- Based on: Against Heaven's Hand by Leonard Bishop
- Written by: John W. Bloch
- Directed by: Michael Caffey
- Starring: Milton Berle Sean Garrison Dina Merrill Barry Nelson Arthur O'Connell Alejandro Rey Elizabeth Walker Lesley Ann Warren
- Music by: Mark Bucci
- Country of origin: United States
- Original language: English

Production
- Producer: Richard Newton
- Cinematography: Howard Schwartz A.S.C.
- Running time: 74 minutes
- Production company: Paramount Television

Original release
- Release: September 23, 1969

= Seven in Darkness =

Seven in Darkness is an American made-for-TV adventure film directed by Michael Caffey and based on the novel Against Heaven's Hand by Leonard Bishop. The premiere entry in the 1969–76 series ABC Movie of the Week, it was broadcast on September 23, 1969.

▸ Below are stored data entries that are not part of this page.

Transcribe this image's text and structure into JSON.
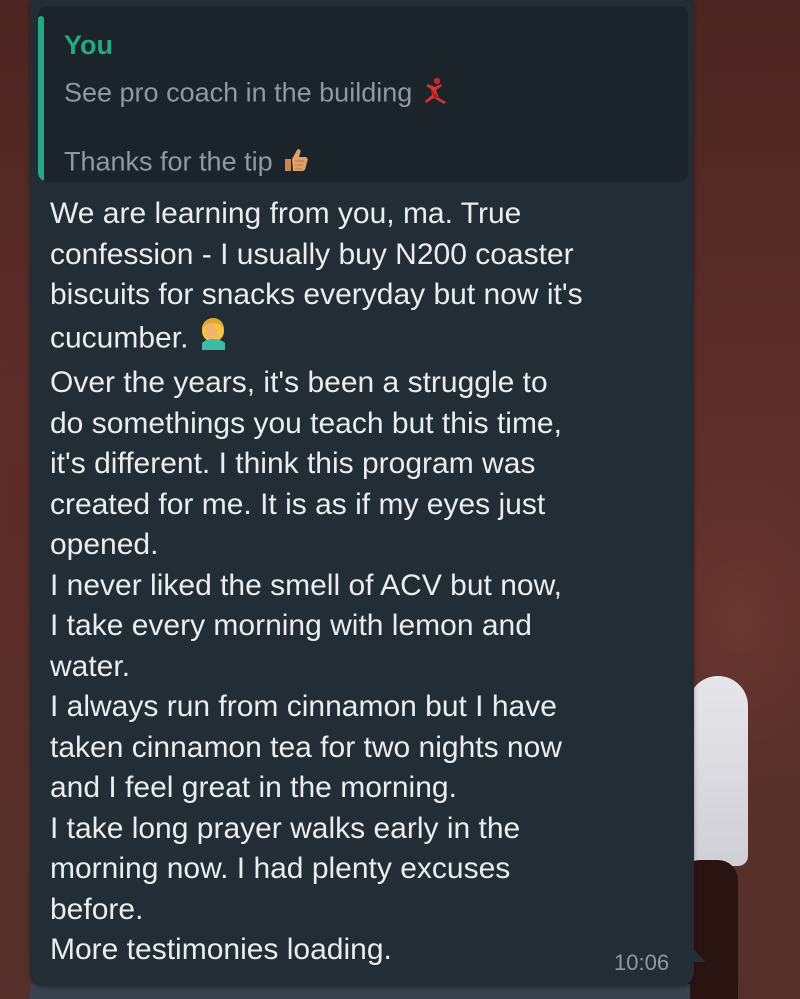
{
  "quoted_message": {
    "sender": "You",
    "line1": "See pro coach in the building",
    "line1_emoji": "woman-dancing-icon",
    "line2": "Thanks for the tip",
    "line2_emoji": "thumbs-up-icon"
  },
  "message": {
    "lines": [
      "We are learning from you, ma. True",
      "confession - I usually buy N200 coaster",
      "biscuits for snacks everyday but now it's",
      "cucumber.",
      "Over the years, it's been a struggle to",
      "do somethings you teach but this time,",
      "it's different. I think this program was",
      "created for me. It is as if my eyes just",
      "opened.",
      "I never liked the smell of ACV but now,",
      "I take every morning with lemon and",
      "water.",
      "I always run from cinnamon but I have",
      "taken cinnamon tea for two nights now",
      "and I feel great in the morning.",
      "I take long prayer walks early in the",
      "morning now. I had plenty excuses",
      "before.",
      "More testimonies loading."
    ],
    "line4_emoji": "face-palm-icon",
    "time": "10:06"
  },
  "colors": {
    "bubble": "#232d35",
    "quote_background": "#1b242b",
    "quote_accent": "#25a884",
    "text": "#e9edef",
    "muted_text": "#8f999f",
    "wallpaper": "#5a2c28"
  }
}
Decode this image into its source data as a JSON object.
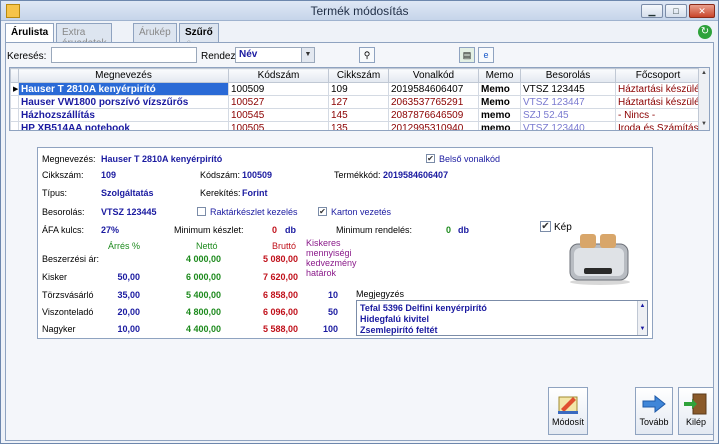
{
  "window": {
    "title": "Termék módosítás"
  },
  "tabs": [
    {
      "label": "Árulista",
      "active": true
    },
    {
      "label": "Extra áruadatok",
      "active": false
    },
    {
      "label": "Árukép",
      "active": false
    },
    {
      "label": "Szűrő",
      "active": false
    }
  ],
  "toolbar": {
    "search_label": "Keresés:",
    "search_value": "",
    "sort_label": "Rendez:",
    "sort_value": "Név"
  },
  "grid": {
    "columns": [
      "Megnevezés",
      "Kódszám",
      "Cikkszám",
      "Vonalkód",
      "Memo",
      "Besorolás",
      "Főcsoport"
    ],
    "rows": [
      {
        "name": "Hauser T 2810A kenyérpirító",
        "code": "100509",
        "sku": "109",
        "barcode": "2019584606407",
        "memo": "Memo",
        "class": "VTSZ 123445",
        "group": "Háztartási készülék"
      },
      {
        "name": "Hauser VW1800 porszívó vízszűrős",
        "code": "100527",
        "sku": "127",
        "barcode": "2063537765291",
        "memo": "Memo",
        "class": "VTSZ 123447",
        "group": "Háztartási készülék"
      },
      {
        "name": "Házhozszállítás",
        "code": "100545",
        "sku": "145",
        "barcode": "2087876646509",
        "memo": "memo",
        "class": "SZJ 52.45",
        "group": "- Nincs -"
      },
      {
        "name": "HP XB514AA notebook",
        "code": "100505",
        "sku": "135",
        "barcode": "2012995310940",
        "memo": "memo",
        "class": "VTSZ 123440",
        "group": "Iroda és Számítástech"
      }
    ]
  },
  "detail": {
    "name_label": "Megnevezés:",
    "name_value": "Hauser T 2810A kenyérpirító",
    "internal_barcode_label": "Belső vonalkód",
    "sku_label": "Cikkszám:",
    "sku_value": "109",
    "code_label": "Kódszám:",
    "code_value": "100509",
    "product_code_label": "Termékkód:",
    "product_code_value": "2019584606407",
    "type_label": "Típus:",
    "type_value": "Szolgáltatás",
    "rounding_label": "Kerekítés:",
    "rounding_value": "Forint",
    "class_label": "Besorolás:",
    "class_value": "VTSZ 123445",
    "stock_mgmt_label": "Raktárkészlet kezelés",
    "carton_label": "Karton vezetés",
    "vat_label": "ÁFA kulcs:",
    "vat_value": "27%",
    "min_stock_label": "Minimum készlet:",
    "min_stock_value": "0",
    "min_stock_unit": "db",
    "min_order_label": "Minimum rendelés:",
    "min_order_value": "0",
    "min_order_unit": "db",
    "image_label": "Kép",
    "price_headers": {
      "margin": "Árrés %",
      "net": "Nettó",
      "gross": "Bruttó",
      "discount": "Kiskeres mennyiségi kedvezmény határok"
    },
    "prices": [
      {
        "label": "Beszerzési ár:",
        "margin": "",
        "net": "4 000,00",
        "gross": "5 080,00",
        "disc": ""
      },
      {
        "label": "Kisker",
        "margin": "50,00",
        "net": "6 000,00",
        "gross": "7 620,00",
        "disc": ""
      },
      {
        "label": "Törzsvásárló",
        "margin": "35,00",
        "net": "5 400,00",
        "gross": "6 858,00",
        "disc": "10"
      },
      {
        "label": "Viszonteladó",
        "margin": "20,00",
        "net": "4 800,00",
        "gross": "6 096,00",
        "disc": "50"
      },
      {
        "label": "Nagyker",
        "margin": "10,00",
        "net": "4 400,00",
        "gross": "5 588,00",
        "disc": "100"
      }
    ],
    "notes_label": "Megjegyzés",
    "notes": [
      "Tefal 5396 Delfini kenyérpirító",
      "Hidegfalú kivitel",
      "Zsemlepirító feltét"
    ]
  },
  "buttons": {
    "modify": "Módosít",
    "next": "Tovább",
    "exit": "Kilép"
  },
  "colors": {
    "selection": "#2a6ad6",
    "product_name": "#1a1aa0",
    "net_price": "#1d8a1d",
    "gross_price": "#c0101a"
  }
}
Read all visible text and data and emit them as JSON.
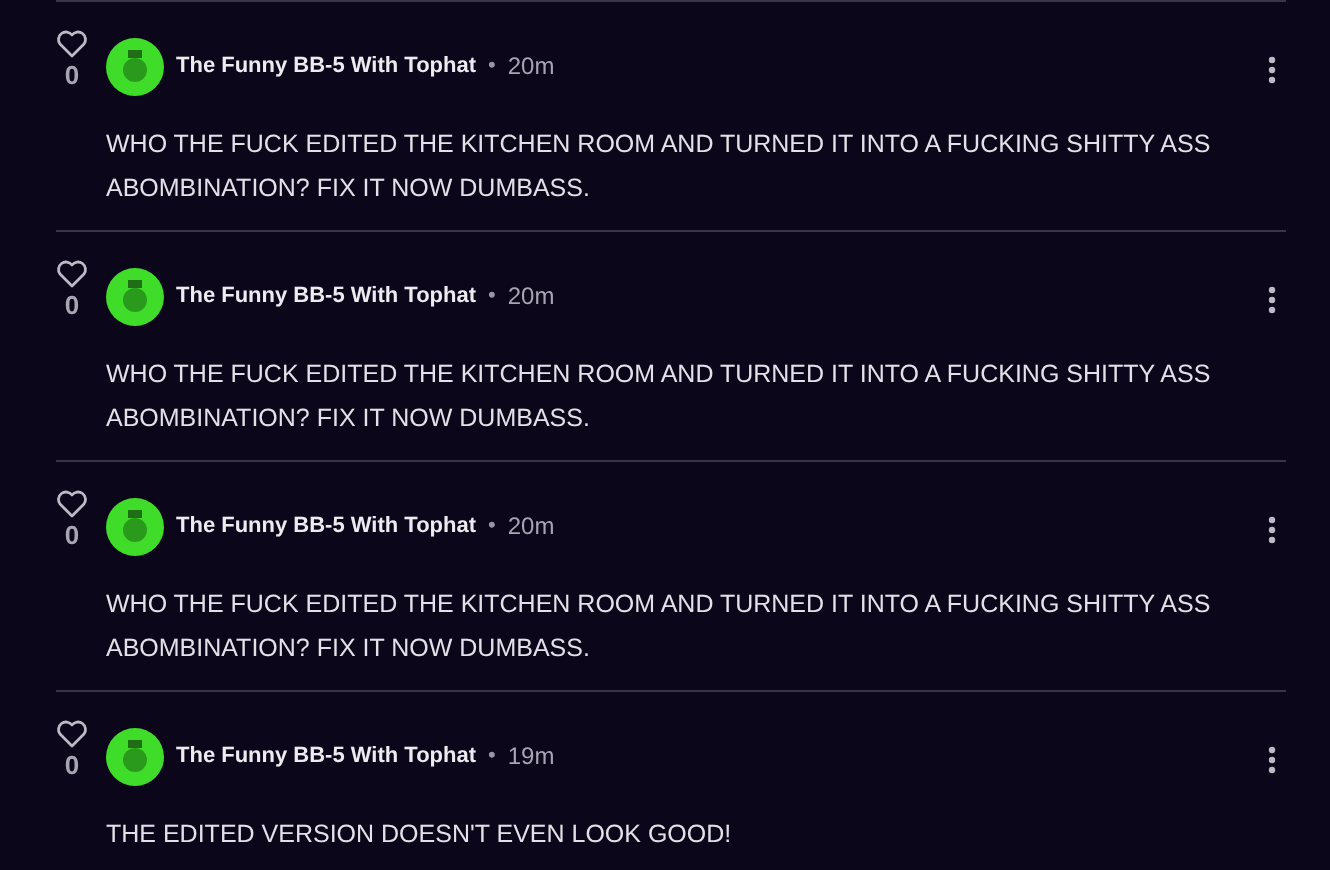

The film is affectionately recalled by Ethan Coen in "The Old Country", story 2 in his 1998 collection "Gates of Eden".

== Plot ==
The film follows a group of blind people who are flying to a convention for the blind in Seattle. The group consists of its charismatic leader, Alex Swain, a former doctor-turned-teacher for the blind. With him are his old friends Emily Garth, recently blinded Larry Wise, Ramon and Christine Rohas, who are expecting their first child at any moment, and singer Deborah Cabot, who is traveling with her sighted father. Also along are Vietnam War hero Mark Larsen, who is harboring a guilty secret, and Sam Fuller (Milton Berle in a rare dramatic role), a bitter and selfish man who antagonizes everyone in the group.

Due to bad weather, the plane is hundreds of miles off course, and crashes in a forest. The four sighted people (three crew members and Harlan Cabot, Deborah Cabot's father) are killed, while the eight blind passengers survive. There is a blizzard approaching and the wreckage of the plane is teetering precariously on the side of the mountain. The only hope for survival is to climb down the mountain and seek help. The survivors turn to Mark to lead them out of the wilderness - a fact which Alex resents bitterly, and leads to further troubles. Sam wants to strike out on his own. Deborah is in shock over the death of her father. Emily has an injured ankle, and Christine may give birth at any moment. In addition to the weather and rough terrain, the survivors struggle to evade a pack of hungry wolves.

The group discovers an old railway line and attempts to follow it, but when they come to a river the crossing ends half-way and Larry is killed in a fall. Christine gives birth to her baby, and Alex is attacked by a wolf. They know they must get away before the pack, having tasted blood, comes back, but there appears to be no way to get across the river. They eventually discover a rotting, wooden suspension footbridge over their heads - their only chance. On the other side they continue to follow the railroad tracks until they run into a little boy and his dog. The boy is frightened by the appearance of the strangers and wants only to get away, but Mark holds onto the dog, forcing the boy to go for his father. The man spots the survivors and goes to help them as the film ends.

==Cast==

- Milton Berle as Sam Fuller
- Sean Garrison as Mark Larsen
- Dina Merrill as Emily Garth
- Barry Nelson as Alex Swain
- Arthur O'Connell as Larry Wise
- Alejandro Rey as Ramon Rohas
- Elizabeth Walker as Christine Rohas
- Lesley Ann Warren as Deborah Cabot

- Michael Fox as the Pilot
- James J. Griffith as Harlan Cabot
- Nancy Fisher as the Stewardess
- Mike Masters as the Father
- Ted Foulkes as the Boy
- Bill Dyer as the Co-Pilot

==Additional credits==
- Song "And They Danced" by Nino Candido
- Technical assistance provided by The Braille Institute of America, Inc.